3. Quels sont les morceaux les plus célèbres de « ZZ Top Eliminator » ?
« ZZ Top Eliminator » contient plusieurs des plus grands succès de ZZ Top, notamment « Gimme All Your Lovin' », « Sharp Dressed Man » et « Legs ». Ces chansons ont été largement diffusées à la radio et ont été accompagnées de clips vidéo très populaires diffusés en rotation sur MTV à l’époque.
4. Quelle est l’histoire derrière la pochette de l’album « Eliminator » ?
La pochette de « ZZ Top Eliminator » présente une voiture personnalisée rouge vif surnommée « The Eliminator », qui est devenue un symbole emblématique du groupe. Cette voiture a été construite spécialement pour le groupe par Billy Gibbons et a été utilisée dans plusieurs de leurs clips vidéo. La voiture est maintenant exposée dans le Rock and Roll Hall of Fame.
5. Quelle est l’influence de « Eliminator » sur la musique rock ?
« ZZ Top Eliminator » a eu une influence considérable sur la musique rock, car il a marqué une évolution importante du son et du style de ZZ Top. L’utilisation de synthétiseurs et de boîtes à rythmes a influencé de nombreux autres groupes de rock des années 1980, notamment Def Leppard et Bon Jovi.

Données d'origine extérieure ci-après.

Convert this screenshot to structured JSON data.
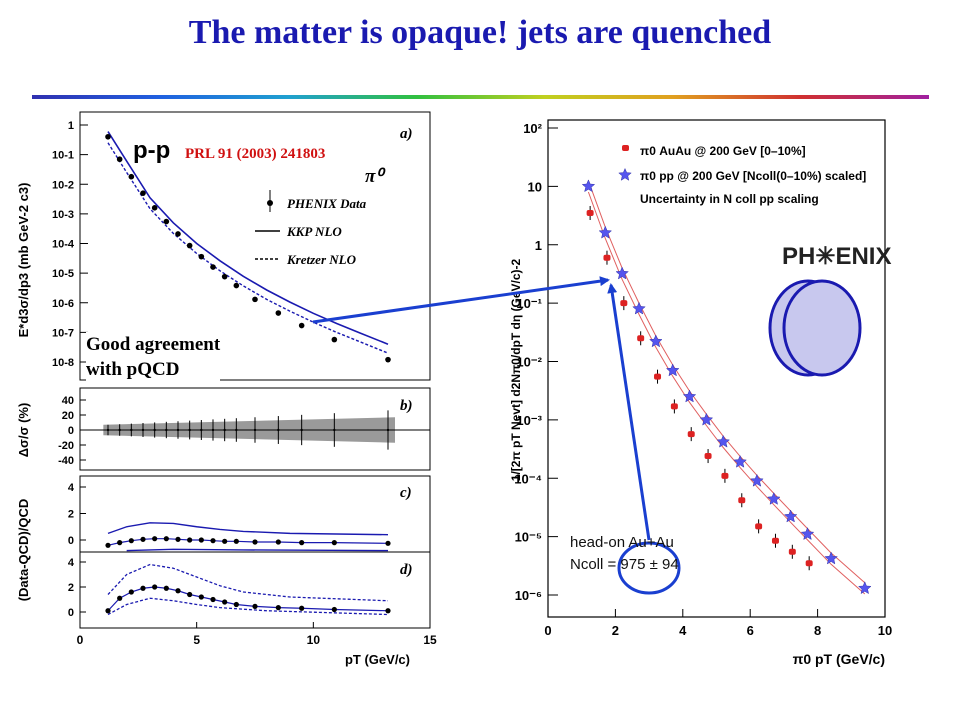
{
  "title": "The matter is opaque! jets are quenched",
  "left_panel": {
    "label_pp": "p-p",
    "label_ref": "PRL 91 (2003) 241803",
    "label_pi0": "π⁰",
    "legend": [
      "PHENIX Data",
      "KKP NLO",
      "Kretzer NLO"
    ],
    "panel_labels": [
      "a)",
      "b)",
      "c)",
      "d)"
    ],
    "xlabel": "pT (GeV/c)",
    "ylabel_a": "E*d3σ/dp3 (mb GeV-2 c3)",
    "ylabel_b": "Δσ/σ (%)",
    "ylabel_cd": "(Data-QCD)/QCD",
    "xticks": [
      "0",
      "5",
      "10",
      "15"
    ],
    "yticks_a": [
      "1",
      "10-1",
      "10-2",
      "10-3",
      "10-4",
      "10-5",
      "10-6",
      "10-7",
      "10-8"
    ],
    "yticks_b": [
      "40",
      "20",
      "0",
      "-20",
      "-40"
    ],
    "yticks_c": [
      "4",
      "2",
      "0"
    ],
    "yticks_d": [
      "4",
      "2",
      "0"
    ]
  },
  "note": {
    "line1": "Good agreement",
    "line2": "with pQCD"
  },
  "right_panel": {
    "legend": [
      "π0 AuAu @ 200 GeV [0–10%]",
      "π0 pp @ 200 GeV [Ncoll(0–10%) scaled]",
      "Uncertainty in N coll pp scaling"
    ],
    "logo": "PH✳ENIX",
    "xlabel": "π0 pT (GeV/c)",
    "ylabel": "1/[2π pT Nevt] d2Nπ0/dpT dη (GeV/c)-2",
    "xticks": [
      "0",
      "2",
      "4",
      "6",
      "8",
      "10"
    ],
    "yticks": [
      "10²",
      "10",
      "1",
      "10⁻¹",
      "10⁻²",
      "10⁻³",
      "10⁻⁴",
      "10⁻⁵",
      "10⁻⁶"
    ]
  },
  "headon": {
    "line1": "head-on Au+Au",
    "line2": "Ncoll = 975 ± 94"
  },
  "colors": {
    "title": "#1a1ab0",
    "arrow": "#1a3fd0",
    "auau": "#dd2222",
    "pp": "#5555ee",
    "curve": "#1a1ab0",
    "band": "#9a9a9a"
  },
  "chart_data": [
    {
      "type": "scatter",
      "title": "",
      "xlabel": "pT (GeV/c)",
      "ylabel": "E*d3σ/dp3 (mb GeV-2 c3)",
      "y_scale": "log",
      "xlim": [
        0,
        15
      ],
      "ylim": [
        1e-08,
        1
      ],
      "series": [
        {
          "name": "PHENIX Data",
          "x": [
            1.2,
            1.7,
            2.2,
            2.7,
            3.2,
            3.7,
            4.2,
            4.7,
            5.2,
            5.7,
            6.2,
            6.7,
            7.5,
            8.5,
            9.5,
            10.9,
            13.2
          ],
          "values": [
            0.4,
            0.07,
            0.018,
            0.005,
            0.0016,
            0.00055,
            0.00021,
            8.5e-05,
            3.6e-05,
            1.6e-05,
            7.6e-06,
            3.8e-06,
            1.3e-06,
            4.5e-07,
            1.7e-07,
            5.7e-08,
            1.2e-08
          ]
        },
        {
          "name": "KKP NLO",
          "x": [
            1.2,
            2,
            3,
            4,
            5,
            6,
            7,
            8,
            9,
            10,
            11,
            12,
            13.2
          ],
          "values": [
            0.6,
            0.06,
            0.0035,
            0.0005,
            0.0001,
            2.6e-05,
            7.8e-06,
            2.7e-06,
            1.05e-06,
            4.4e-07,
            2e-07,
            9.5e-08,
            4e-08
          ]
        },
        {
          "name": "Kretzer NLO",
          "x": [
            1.2,
            2,
            3,
            4,
            5,
            6,
            7,
            8,
            9,
            10,
            11,
            12,
            13.2
          ],
          "values": [
            0.25,
            0.025,
            0.0015,
            0.00022,
            4.6e-05,
            1.2e-05,
            3.7e-06,
            1.3e-06,
            5.2e-07,
            2.2e-07,
            1e-07,
            4.8e-08,
            2e-08
          ]
        }
      ]
    },
    {
      "type": "line",
      "title": "",
      "xlabel": "π0 pT (GeV/c)",
      "ylabel": "1/[2π pT Nevt] d2Nπ0/dpT dη (GeV/c)-2",
      "y_scale": "log",
      "xlim": [
        0,
        10
      ],
      "ylim": [
        1e-06,
        100
      ],
      "series": [
        {
          "name": "π0 AuAu @ 200 GeV [0–10%]",
          "x": [
            1.25,
            1.75,
            2.25,
            2.75,
            3.25,
            3.75,
            4.25,
            4.75,
            5.25,
            5.75,
            6.25,
            6.75,
            7.25,
            7.75
          ],
          "values": [
            3.5,
            0.6,
            0.1,
            0.025,
            0.0055,
            0.0017,
            0.00057,
            0.00024,
            0.00011,
            4.2e-05,
            1.5e-05,
            8.5e-06,
            5.5e-06,
            3.5e-06
          ]
        },
        {
          "name": "π0 pp @ 200 GeV [Ncoll(0–10%) scaled]",
          "x": [
            1.2,
            1.7,
            2.2,
            2.7,
            3.2,
            3.7,
            4.2,
            4.7,
            5.2,
            5.7,
            6.2,
            6.7,
            7.2,
            7.7,
            8.4,
            9.4
          ],
          "values": [
            10,
            1.6,
            0.32,
            0.08,
            0.022,
            0.007,
            0.0025,
            0.001,
            0.00042,
            0.00019,
            9e-05,
            4.4e-05,
            2.2e-05,
            1.1e-05,
            4.2e-06,
            1.3e-06
          ]
        }
      ]
    }
  ]
}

6. Quels sont les producteurs de « Eliminator » ?
« ZZ Top Eliminator » a été produit par Bill Ham, le producteur historique de ZZ Top, et par le célèbre producteur anglais Terry Manning, qui a travaillé avec des artistes tels que Led Zeppelin et Lenny Kravitz.
7. Comment a été accueilli « Eliminator » par la critique à sa sortie ?
« ZZ Top Eliminator » a été très bien accueilli par la critique à sa sortie en 1983. Les critiques ont salué l’album pour son son novateur et son mélange unique de blues et de synthpop. L’album a également connu un grand succès commercial, atteignant la 9e place du Billboard 200 et étant certifié disque de diamant aux États-Unis.
8. Comment a évolué la musique de ZZ Top après « Eliminator » ?
Après « ZZ Top Eliminator », ZZ Top a continué à évoluer et à explorer de nouveaux styles musicaux. Le groupe a sorti plusieurs albums qui ont rencontré un succès modéré, notamment « Afterburner » en 1985, qui a suivi la même direction que « Eliminator » avec l’utilisation de synthétiseurs et de boîtes à rythmes. Cependant, le groupe est retourné à ses racines blues rock avec des albums tels que « Recycler » en 1990 et « Antenna » en 1994. Plus récemment, ZZ Top a sorti « La Futura » en 2012, qui a été salué pour son retour aux sonorités blues rock traditionnelles.
9. Quelle est la place de « Eliminator » dans l’histoire de ZZ Top ?
« ZZ Top Eliminator » est l’album le plus connu et le plus populaire de ZZ Top. Il a permis au groupe de conquérir un nouveau public et a marqué un tournant dans leur carrière musicale. La voiture « The Eliminator » est devenue un symbole emblématique du groupe et est encore associée à leur musique aujourd’hui.
10. Quelles sont les influences de ZZ Top sur la musique rock ?
ZZ Top est considéré comme l’un des groupes les plus influents de l’histoire du rock. Leur son unique, qui mélange blues, rock et funk, a influencé de nombreux autres artistes, notamment Lynyrd Skynyrd, Guns N’ Roses et Black Crowes. De plus, leur utilisation de synthétiseurs et de boîtes à rythmes sur « Eliminator » a eu un impact significatif sur la musique rock des années 1980 et a inspiré de nombreux autres groupes à explorer de nouveaux sons et styles.